MEG/EEG vs. other functional brain imaging modalities…

MEG/EEG vs. other functional brain imaging modalities…

Last modified on : Fri, 12 Feb 10

MEG and EEG can be measured simultaneously (M/EEG) and reveal complementary properties of the electrical fields. The two techniques have temporal resolutions of about the millisecond, which is the typical granularity of the measurable electrical phenomena that arise in the brain. This high temporal resolution is what makes MEG and EEG attractive for the functional study of the brain. The spatial resolution, on the contrary, is rather poor as only a few hundred simultaneous data positions can be acquired simultaneously (about 300-400 sensors for MEG and up to 256 electrodes for EEG). With appropriate models and methods, localization of activity from MEG and EEG is nevertheless possible.

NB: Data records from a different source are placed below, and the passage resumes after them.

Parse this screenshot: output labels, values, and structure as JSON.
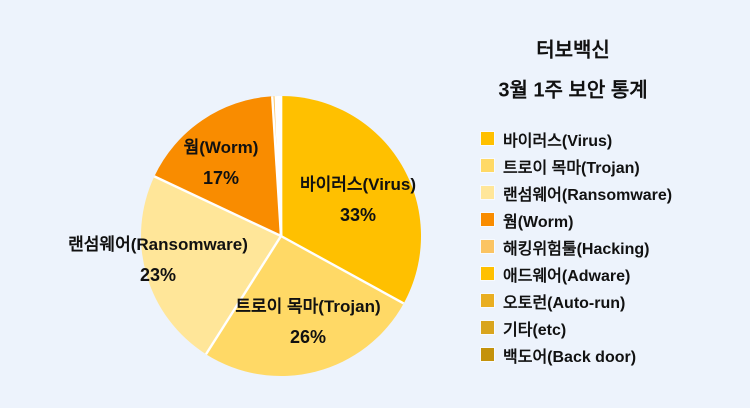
{
  "header": {
    "title_line1": "터보백신",
    "title_line2": "3월 1주 보안 통계"
  },
  "chart_data": {
    "type": "pie",
    "title": "터보백신 3월 1주 보안 통계",
    "unit": "%",
    "start_angle": "12-oclock",
    "direction": "clockwise",
    "legend_position": "right",
    "background_color": "#EDF3FC",
    "separator_color": "#FFFFFF",
    "series": [
      {
        "label": "바이러스(Virus)",
        "value": 33,
        "display_pct": "33%",
        "color": "#FFC000",
        "labeled": true
      },
      {
        "label": "트로이 목마(Trojan)",
        "value": 26,
        "display_pct": "26%",
        "color": "#FFD966",
        "labeled": true
      },
      {
        "label": "랜섬웨어(Ransomware)",
        "value": 23,
        "display_pct": "23%",
        "color": "#FFE699",
        "labeled": true
      },
      {
        "label": "웜(Worm)",
        "value": 17,
        "display_pct": "17%",
        "color": "#F98C00",
        "labeled": true
      },
      {
        "label": "해킹위험툴(Hacking)",
        "value": 0.4,
        "color": "#FBC463",
        "labeled": false
      },
      {
        "label": "애드웨어(Adware)",
        "value": 0.25,
        "color": "#FFC000",
        "labeled": false
      },
      {
        "label": "오토런(Auto-run)",
        "value": 0.15,
        "color": "#E9AE21",
        "labeled": false
      },
      {
        "label": "기타(etc)",
        "value": 0.12,
        "color": "#D9A51E",
        "labeled": false
      },
      {
        "label": "백도어(Back door)",
        "value": 0.08,
        "color": "#C4920B",
        "labeled": false
      }
    ]
  }
}
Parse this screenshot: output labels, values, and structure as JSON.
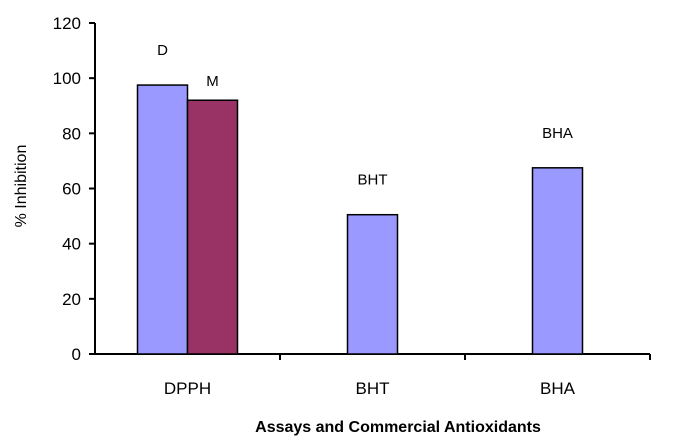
{
  "chart_data": {
    "type": "bar",
    "title": "",
    "xlabel": "Assays and Commercial Antioxidants",
    "ylabel": "% Inhibition",
    "ylim": [
      0,
      120
    ],
    "yticks": [
      "0",
      "20",
      "40",
      "60",
      "80",
      "100",
      "120"
    ],
    "categories": [
      "DPPH",
      "BHT",
      "BHA"
    ],
    "bars": [
      {
        "category": "DPPH",
        "label": "D",
        "value": 97.5,
        "color": "#9999ff"
      },
      {
        "category": "DPPH",
        "label": "M",
        "value": 92,
        "color": "#993366"
      },
      {
        "category": "BHT",
        "label": "BHT",
        "value": 50.5,
        "color": "#9999ff"
      },
      {
        "category": "BHA",
        "label": "BHA",
        "value": 67.5,
        "color": "#9999ff"
      }
    ],
    "grid": false,
    "legend": "none"
  }
}
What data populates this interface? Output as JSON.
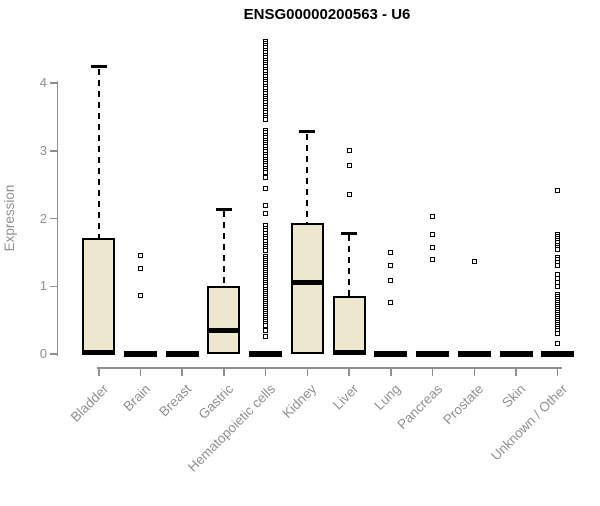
{
  "title": "ENSG00000200563 - U6",
  "colors": {
    "box_fill": "#ede8cd",
    "box_border": "#000000",
    "axis": "#8f8f8f",
    "label_text": "#909090",
    "title_text": "#000000",
    "outlier_fill": "#ffffff"
  },
  "chart_data": {
    "type": "boxplot",
    "title": "ENSG00000200563 - U6",
    "xlabel": "",
    "ylabel": "Expression",
    "ylim": [
      0,
      4.7
    ],
    "yticks": [
      0,
      1,
      2,
      3,
      4
    ],
    "grid": false,
    "legend": "none",
    "categories": [
      "Bladder",
      "Brain",
      "Breast",
      "Gastric",
      "Hematopoietic cells",
      "Kidney",
      "Liver",
      "Lung",
      "Pancreas",
      "Prostate",
      "Skin",
      "Unknown / Other"
    ],
    "series": [
      {
        "name": "Bladder",
        "q1": 0,
        "median": 0.02,
        "q3": 1.72,
        "whisker_low": 0,
        "whisker_high": 4.24,
        "outliers": []
      },
      {
        "name": "Brain",
        "q1": 0,
        "median": 0,
        "q3": 0,
        "whisker_low": 0,
        "whisker_high": 0,
        "outliers": [
          1.45,
          1.26,
          0.86
        ]
      },
      {
        "name": "Breast",
        "q1": 0,
        "median": 0,
        "q3": 0,
        "whisker_low": 0,
        "whisker_high": 0,
        "outliers": []
      },
      {
        "name": "Gastric",
        "q1": 0,
        "median": 0.34,
        "q3": 1.01,
        "whisker_low": 0,
        "whisker_high": 2.14,
        "outliers": []
      },
      {
        "name": "Hematopoietic cells",
        "q1": 0,
        "median": 0,
        "q3": 0,
        "whisker_low": 0,
        "whisker_high": 0,
        "outliers": [
          4.62,
          4.59,
          4.55,
          4.52,
          4.48,
          4.45,
          4.41,
          4.38,
          4.34,
          4.31,
          4.27,
          4.24,
          4.2,
          4.17,
          4.13,
          4.1,
          4.06,
          4.02,
          3.99,
          3.95,
          3.92,
          3.88,
          3.85,
          3.81,
          3.78,
          3.74,
          3.71,
          3.67,
          3.64,
          3.6,
          3.57,
          3.53,
          3.5,
          3.46,
          3.3,
          3.27,
          3.23,
          3.2,
          3.16,
          3.13,
          3.09,
          3.06,
          3.02,
          2.99,
          2.95,
          2.92,
          2.88,
          2.85,
          2.81,
          2.78,
          2.74,
          2.71,
          2.68,
          2.6,
          2.45,
          2.2,
          2.07,
          1.9,
          1.86,
          1.82,
          1.78,
          1.74,
          1.7,
          1.66,
          1.62,
          1.59,
          1.56,
          1.53,
          1.44,
          1.41,
          1.38,
          1.35,
          1.32,
          1.29,
          1.26,
          1.23,
          1.2,
          1.17,
          1.14,
          1.11,
          1.08,
          1.05,
          1.02,
          0.99,
          0.96,
          0.93,
          0.9,
          0.87,
          0.84,
          0.81,
          0.78,
          0.75,
          0.72,
          0.69,
          0.66,
          0.63,
          0.6,
          0.57,
          0.54,
          0.51,
          0.48,
          0.45,
          0.42,
          0.35,
          0.26
        ]
      },
      {
        "name": "Kidney",
        "q1": 0,
        "median": 1.06,
        "q3": 1.93,
        "whisker_low": 0,
        "whisker_high": 3.28,
        "outliers": []
      },
      {
        "name": "Liver",
        "q1": 0,
        "median": 0.02,
        "q3": 0.85,
        "whisker_low": 0,
        "whisker_high": 1.78,
        "outliers": [
          3.0,
          2.79,
          2.35
        ]
      },
      {
        "name": "Lung",
        "q1": 0,
        "median": 0,
        "q3": 0,
        "whisker_low": 0,
        "whisker_high": 0,
        "outliers": [
          1.5,
          1.3,
          1.08,
          0.76
        ]
      },
      {
        "name": "Pancreas",
        "q1": 0,
        "median": 0,
        "q3": 0,
        "whisker_low": 0,
        "whisker_high": 0,
        "outliers": [
          2.03,
          1.77,
          1.57,
          1.4
        ]
      },
      {
        "name": "Prostate",
        "q1": 0,
        "median": 0,
        "q3": 0,
        "whisker_low": 0,
        "whisker_high": 0,
        "outliers": [
          1.37
        ]
      },
      {
        "name": "Skin",
        "q1": 0,
        "median": 0,
        "q3": 0,
        "whisker_low": 0,
        "whisker_high": 0,
        "outliers": []
      },
      {
        "name": "Unknown / Other",
        "q1": 0,
        "median": 0,
        "q3": 0,
        "whisker_low": 0,
        "whisker_high": 0,
        "outliers": [
          2.42,
          1.76,
          1.73,
          1.7,
          1.67,
          1.64,
          1.61,
          1.58,
          1.55,
          1.42,
          1.39,
          1.35,
          1.31,
          1.17,
          1.12,
          1.06,
          1.0,
          0.88,
          0.85,
          0.82,
          0.79,
          0.76,
          0.73,
          0.7,
          0.67,
          0.64,
          0.61,
          0.58,
          0.55,
          0.52,
          0.49,
          0.46,
          0.43,
          0.4,
          0.37,
          0.34,
          0.31,
          0.16
        ]
      }
    ]
  }
}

MEG and EEG are complementary with fMRI, PET and SPECT, which provide a very good spatial resolution but a rather poor temporal one (of the order of a second for fMRI and of a minute for SPECT). Contrarily to fMRI, which “only” measures an haemodynamic response linked to the metabolic demand, MEG and EEG measure a direct consequence of the electrical activity of the brain: it is admitted that the MEG and EEG measure signals corresponding to the variations of the post-synaptic potentials of the pyramidal cells in the cortex. Pyramidal neurons constitute approximately 80% of the neurons of the cortex (the proportion varies with cortical regions), and at least 50,000 such neurons are required to be active simultanously in order to generate some measurable signal.